Matrinxã
O caminho se faz caminhando
Na estrada cansada ir andando
No torto das curvas suar suando
Feito teu triste rosto longe deu
Com as dobras das linhas do tempo
Se ajuntando no eterno meu
A tórrida terra cansada
Abraça a maniçoba e a favela
Ao longe a mesma cancela
O pisar e o pesar sem os abraços dela
No torrão o canto da ema
A meia porta quase aberta
O boi que inda escapa com a jurema
E o canto triste e vago da janela
No árido-seco que ficou
Após o marejar dos olhos teus
Fitados de avelã quase mel
E o sono acordado sem teu céu
Na busca do gado pela caatinga
Segue Catolé o vaqueiro
Montado em sua burra formosa
Seguido por seu cachorro ligeiro
Ficastes tu no prumo e sem abismo
Planos pés e suadas mãos
E os chinelos pareados namorando
Calados e pisados no rés·-do·-chão
Fui embora encostado na lua da sela
Mingando feito a luz da lua de hoje
E as vagas estrelas ao redor
Amigas do teu brilho sorriso indo...
Pilham no adorno do teu brinco
No chicote os pernoites de açoite
No lóbulo o peso dourado do mimo
No coração a vivacidade com o simples e o tino
Fiquei ficado de pálida cor
Inda vago meio esperando
Teu inverno e o teu verso
Cheio de eu mais tu
Feito baião quente e grudado
Torresmo de lombo molhado
Queijo coalho derretido
Versos ventos indo e vindo
Alados agarrados ao teu suado nu
Passados agrestes do que se foi
O cutelo finda sem pressa
repousa só na triste pedra
E na cartilha a história e os costumes
Na memória os nossos e os curtumes
A história aos Motta montes
sem que se desarrume
O couro curtido e o perfume
O pescar, o penar e o cardume
Na lenta escassa água inda doce
descansa a incansável matrinxã
Com seu nado lento laranja
Rio acima cama a cama
segue suave com suas escamas
A linda prateada jatuarana
No lá fora o silêncio e o desatino
No Cariry a peça sem preço em apreço
Em paz os pendurados Fuzis Mauser
Cena do tempo em respingo
Ao longe revejo a Varjota
Sem nós e seu rodar de engenho
Sentir sem ser dormente
A vasta dor do ausente
Vinha a ver o que mais via
Domingos aos domingos de precondia
Escorria a fita vagarosamente
Brincam os meninos contentes
Lá fora os milhos tudinho bonecando
Vó Maria sentada com as espigas
A tirar o milho do sabugo
E a longa saia preta presa ao chão
E os grãos e a espiga em suas mãos
Na cozinha o leite, o açúcar e a canela
E a minha mãe sempre mexendo
A leitosa saudade
que teima em grudar na panela
Carmelita falando sozinha:
“Respire e deixe cozinhar um pouco”
Passe o tempo pela peneira fina
Polvilhe a história da memória pois
E Inspire cada um de nós que se foi
Suspire e passe a sonhar
Abrace a parada rede branca
Presa na branca parede do tempo
Sopra as asas da dor do pensamento.
Roberio Motta, Vinte e 4 de março de 2023
Juazeiro do Norte, Estado de Graça do Cariri.

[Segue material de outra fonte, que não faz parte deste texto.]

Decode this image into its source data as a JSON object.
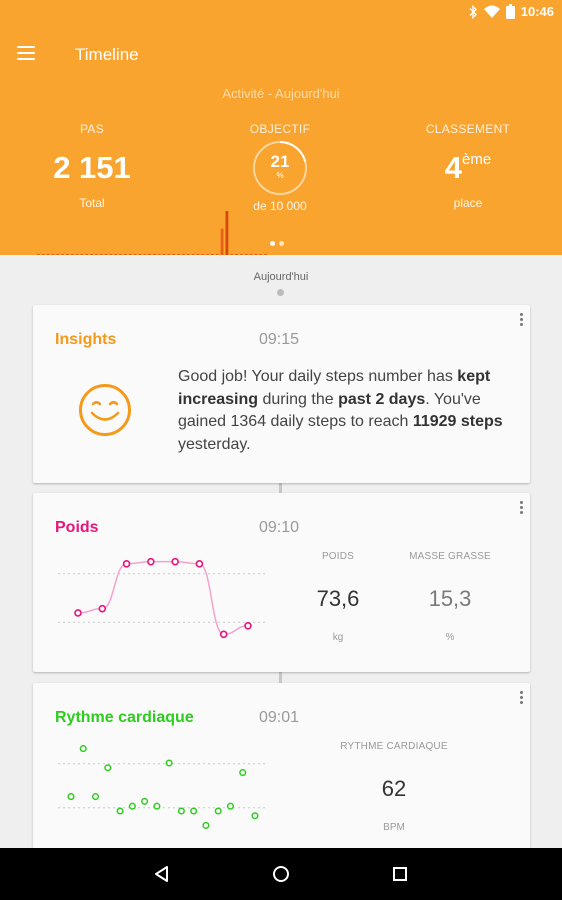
{
  "status_bar": {
    "time": "10:46",
    "icons": [
      "bluetooth-icon",
      "wifi-icon",
      "battery-icon"
    ]
  },
  "app_bar": {
    "title": "Timeline",
    "menu_icon": "menu-icon"
  },
  "activity": {
    "subtitle": "Activité - Aujourd'hui",
    "steps": {
      "label": "PAS",
      "value": "2 151",
      "sub": "Total"
    },
    "goal": {
      "label": "OBJECTIF",
      "percent": "21",
      "percent_sign": "%",
      "percent_value": 21,
      "sub": "de 10 000"
    },
    "rank": {
      "label": "CLASSEMENT",
      "value": "4",
      "suffix": "ème",
      "sub": "place"
    },
    "pager": {
      "pages": 2,
      "active": 0
    }
  },
  "timeline": {
    "date_label": "Aujourd'hui"
  },
  "cards": {
    "insights": {
      "title": "Insights",
      "time": "09:15",
      "icon": "smiley-icon",
      "text_parts": [
        {
          "t": "Good job! Your daily steps number has ",
          "b": false
        },
        {
          "t": "kept increasing",
          "b": true
        },
        {
          "t": " during the ",
          "b": false
        },
        {
          "t": "past 2 days",
          "b": true
        },
        {
          "t": ". You've gained 1364 daily steps to reach ",
          "b": false
        },
        {
          "t": "11929 steps",
          "b": true
        },
        {
          "t": " yesterday.",
          "b": false
        }
      ]
    },
    "poids": {
      "title": "Poids",
      "time": "09:10",
      "weight": {
        "label": "POIDS",
        "value": "73,6",
        "unit": "kg"
      },
      "fat": {
        "label": "MASSE GRASSE",
        "value": "15,3",
        "unit": "%"
      }
    },
    "rythme": {
      "title": "Rythme cardiaque",
      "time": "09:01",
      "heart_rate": {
        "label": "RYTHME CARDIAQUE",
        "value": "62",
        "unit": "BPM"
      }
    }
  },
  "nav_bar": {
    "buttons": [
      "back-icon",
      "home-icon",
      "recents-icon"
    ]
  },
  "colors": {
    "header": "#f9a42e",
    "steps_bar": "#e8621a",
    "steps_bar_dark": "#d9480f",
    "insights": "#f39a1a",
    "poids": "#e6167d",
    "poids_line": "#f4a3cf",
    "rythme": "#2ecc1f"
  },
  "chart_data": [
    {
      "type": "bar",
      "id": "steps-sparkline",
      "values": [
        40,
        40,
        40,
        40,
        40,
        40,
        40,
        40,
        40,
        40,
        40,
        40,
        40,
        40,
        40,
        40,
        40,
        40,
        40,
        40,
        40,
        40,
        40,
        40,
        40,
        40,
        40,
        40,
        40,
        40,
        40,
        40,
        40,
        40,
        40,
        40,
        40,
        40,
        620,
        1020,
        40,
        40,
        40,
        40,
        40,
        40,
        40,
        40
      ]
    },
    {
      "type": "line",
      "id": "weight-trend",
      "values": [
        74.2,
        74.4,
        76.5,
        76.6,
        76.6,
        76.5,
        73.2,
        73.6
      ]
    },
    {
      "type": "scatter",
      "id": "heart-rate-points",
      "values": [
        66,
        76,
        66,
        72,
        63,
        64,
        65,
        64,
        73,
        63,
        63,
        60,
        63,
        64,
        71,
        62
      ]
    }
  ]
}
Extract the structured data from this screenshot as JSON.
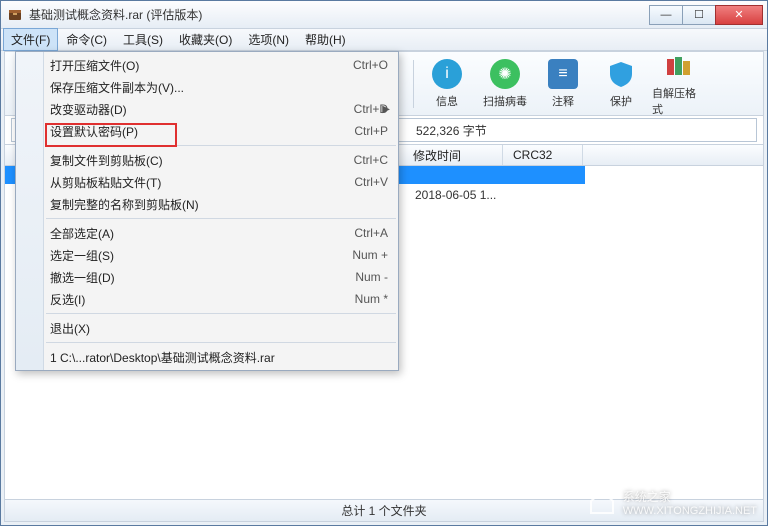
{
  "window": {
    "title": "基础测试概念资料.rar (评估版本)"
  },
  "menubar": {
    "items": [
      {
        "label": "文件(F)",
        "active": true
      },
      {
        "label": "命令(C)"
      },
      {
        "label": "工具(S)"
      },
      {
        "label": "收藏夹(O)"
      },
      {
        "label": "选项(N)"
      },
      {
        "label": "帮助(H)"
      }
    ]
  },
  "toolbar": {
    "items": [
      {
        "label": "信息",
        "name": "info-button",
        "color": "#2aa0d8"
      },
      {
        "label": "扫描病毒",
        "name": "scan-button",
        "color": "#3cc060"
      },
      {
        "label": "注释",
        "name": "comment-button",
        "color": "#3a80c0"
      },
      {
        "label": "保护",
        "name": "protect-button",
        "color": "#30a0e0"
      },
      {
        "label": "自解压格式",
        "name": "sfx-button",
        "color": "#d08030"
      }
    ]
  },
  "pathbar": {
    "text": "522,326 字节"
  },
  "columns": {
    "c1": "修改时间",
    "c2": "CRC32"
  },
  "filerow": {
    "date": "2018-06-05 1..."
  },
  "statusbar": {
    "text": "总计 1 个文件夹"
  },
  "dropdown": {
    "items": [
      {
        "label": "打开压缩文件(O)",
        "shortcut": "Ctrl+O"
      },
      {
        "label": "保存压缩文件副本为(V)...",
        "shortcut": ""
      },
      {
        "label": "改变驱动器(D)",
        "shortcut": "Ctrl+D",
        "arrow": true
      },
      {
        "label": "设置默认密码(P)",
        "shortcut": "Ctrl+P"
      },
      {
        "sep": true
      },
      {
        "label": "复制文件到剪贴板(C)",
        "shortcut": "Ctrl+C"
      },
      {
        "label": "从剪贴板粘贴文件(T)",
        "shortcut": "Ctrl+V"
      },
      {
        "label": "复制完整的名称到剪贴板(N)",
        "shortcut": ""
      },
      {
        "sep": true
      },
      {
        "label": "全部选定(A)",
        "shortcut": "Ctrl+A"
      },
      {
        "label": "选定一组(S)",
        "shortcut": "Num +"
      },
      {
        "label": "撤选一组(D)",
        "shortcut": "Num -"
      },
      {
        "label": "反选(I)",
        "shortcut": "Num *"
      },
      {
        "sep": true
      },
      {
        "label": "退出(X)",
        "shortcut": ""
      },
      {
        "sep": true
      },
      {
        "label": "1   C:\\...rator\\Desktop\\基础测试概念资料.rar",
        "shortcut": ""
      }
    ]
  },
  "watermark": {
    "brand": "系统之家",
    "url": "WWW.XITONGZHIJIA.NET"
  }
}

*Uma homenagem aos nossos antepassados, em especial a Família do meu querido pai do meu pai, Avô e Padrinho Argemiro Motta de Carvalho e sua história de determinação, coragem e fé desde a lavoura em Brejo da Madre de Deus-Caruarú-PE até o árduo trabalho com arte do couro e os Curtumes da família no agreste nordestino.
**Nesta peça faço também homenagem a família dos pais da minha querida mãe(Rita) com meu longilíneo e querido Vô Domingos e minha doce Vó Maria em suas lendárias fazendas Capoeira Grande, Picada e Varjota na Lagoa Pequena ou Alagoinha antiga, Ipaumirim, Ceará.
***A todos que se foram sem sair de dentro de cada um de nós recebam a nossa admiração, nosso respeito e nossa eterna gratidão!